More than a third of Americans get too little sleep, CDC report says


If you’ve fallen asleep at your desk lately, it’s no wonder. More than a third of Americans get less than seven hours of sleep each night -- a deficit that could put their health at risk, a new report says.

The U.S. Centers for Disease Control and Prevention analyzed sleep surveys of 74,571 adults in 12 states and is offering up its findings in a report released Thursday. In questions about habits within the prior 30 days, almost 38% of respondents said they had fallen asleep by accident and almost 5% said they had nodded off or fallen asleep while driving.

Whoa! Let’s hope some of this can be attributed to dozing off late at night in front of the TV and not in the middle of the freeway. Take the test yourself with these sleep survey questions.

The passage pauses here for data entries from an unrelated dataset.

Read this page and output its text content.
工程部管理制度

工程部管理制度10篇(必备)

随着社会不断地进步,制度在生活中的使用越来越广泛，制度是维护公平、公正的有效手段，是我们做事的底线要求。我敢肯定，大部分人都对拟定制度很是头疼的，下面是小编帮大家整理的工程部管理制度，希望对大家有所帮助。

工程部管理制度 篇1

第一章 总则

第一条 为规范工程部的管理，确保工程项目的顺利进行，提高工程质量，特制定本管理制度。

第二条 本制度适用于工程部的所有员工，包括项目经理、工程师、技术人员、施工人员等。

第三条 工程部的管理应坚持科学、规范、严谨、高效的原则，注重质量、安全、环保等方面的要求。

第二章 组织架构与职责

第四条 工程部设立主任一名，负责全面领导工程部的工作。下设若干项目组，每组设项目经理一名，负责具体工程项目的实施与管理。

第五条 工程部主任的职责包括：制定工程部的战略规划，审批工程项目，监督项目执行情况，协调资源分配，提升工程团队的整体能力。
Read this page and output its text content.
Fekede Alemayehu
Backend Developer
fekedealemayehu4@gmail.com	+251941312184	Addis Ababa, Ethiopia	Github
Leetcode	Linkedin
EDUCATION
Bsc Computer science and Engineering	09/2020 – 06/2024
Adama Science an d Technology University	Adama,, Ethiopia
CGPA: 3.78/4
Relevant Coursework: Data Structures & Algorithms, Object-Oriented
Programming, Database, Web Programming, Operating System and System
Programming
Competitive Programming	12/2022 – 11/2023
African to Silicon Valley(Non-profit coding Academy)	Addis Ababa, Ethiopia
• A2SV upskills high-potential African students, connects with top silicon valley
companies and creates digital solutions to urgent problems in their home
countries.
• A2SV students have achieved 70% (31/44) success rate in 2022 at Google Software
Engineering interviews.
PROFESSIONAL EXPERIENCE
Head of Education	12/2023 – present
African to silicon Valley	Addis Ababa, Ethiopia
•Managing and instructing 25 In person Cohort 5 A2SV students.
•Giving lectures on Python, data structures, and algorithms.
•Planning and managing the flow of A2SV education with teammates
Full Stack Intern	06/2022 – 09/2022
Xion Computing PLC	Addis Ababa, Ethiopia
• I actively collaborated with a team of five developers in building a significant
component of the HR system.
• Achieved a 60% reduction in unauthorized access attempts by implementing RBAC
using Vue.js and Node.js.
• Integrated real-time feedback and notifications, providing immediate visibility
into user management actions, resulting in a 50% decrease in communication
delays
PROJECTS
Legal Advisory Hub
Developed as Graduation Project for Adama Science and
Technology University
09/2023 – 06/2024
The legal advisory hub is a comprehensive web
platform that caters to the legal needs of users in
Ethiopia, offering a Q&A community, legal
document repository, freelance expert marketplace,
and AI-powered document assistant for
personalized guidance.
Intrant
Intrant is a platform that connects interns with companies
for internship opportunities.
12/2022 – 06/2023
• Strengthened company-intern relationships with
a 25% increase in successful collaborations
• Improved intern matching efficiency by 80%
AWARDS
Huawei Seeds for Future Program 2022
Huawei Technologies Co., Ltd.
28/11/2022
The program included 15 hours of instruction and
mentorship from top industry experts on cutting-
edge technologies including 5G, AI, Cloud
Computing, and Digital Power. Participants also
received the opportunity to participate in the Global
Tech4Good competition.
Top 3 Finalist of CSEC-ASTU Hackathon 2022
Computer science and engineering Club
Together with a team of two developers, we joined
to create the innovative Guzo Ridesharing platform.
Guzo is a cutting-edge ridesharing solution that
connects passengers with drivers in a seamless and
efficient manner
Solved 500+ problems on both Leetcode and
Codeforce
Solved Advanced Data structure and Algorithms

For multi-taskers pushing the envelope, it’s worth noting that the National Sleep Foundation recommends seven to nine hours of sleep per day for adults and 10 to 11 hours for school-age children. (Parents can stop laughing now.)

“Sleep difficulties, some of which are preventable, are associated with chronic diseases, mental disorders, health-risk behaviors, limitations of daily functioning, injury and mortality,” says the report, officially named the Morbidity and Mortality Weekly Report.

The news coincides (how convenient) with National Sleep Awareness Week from March 7 to 13. And let’s hope no one annoyingly asks: “Got sleep?”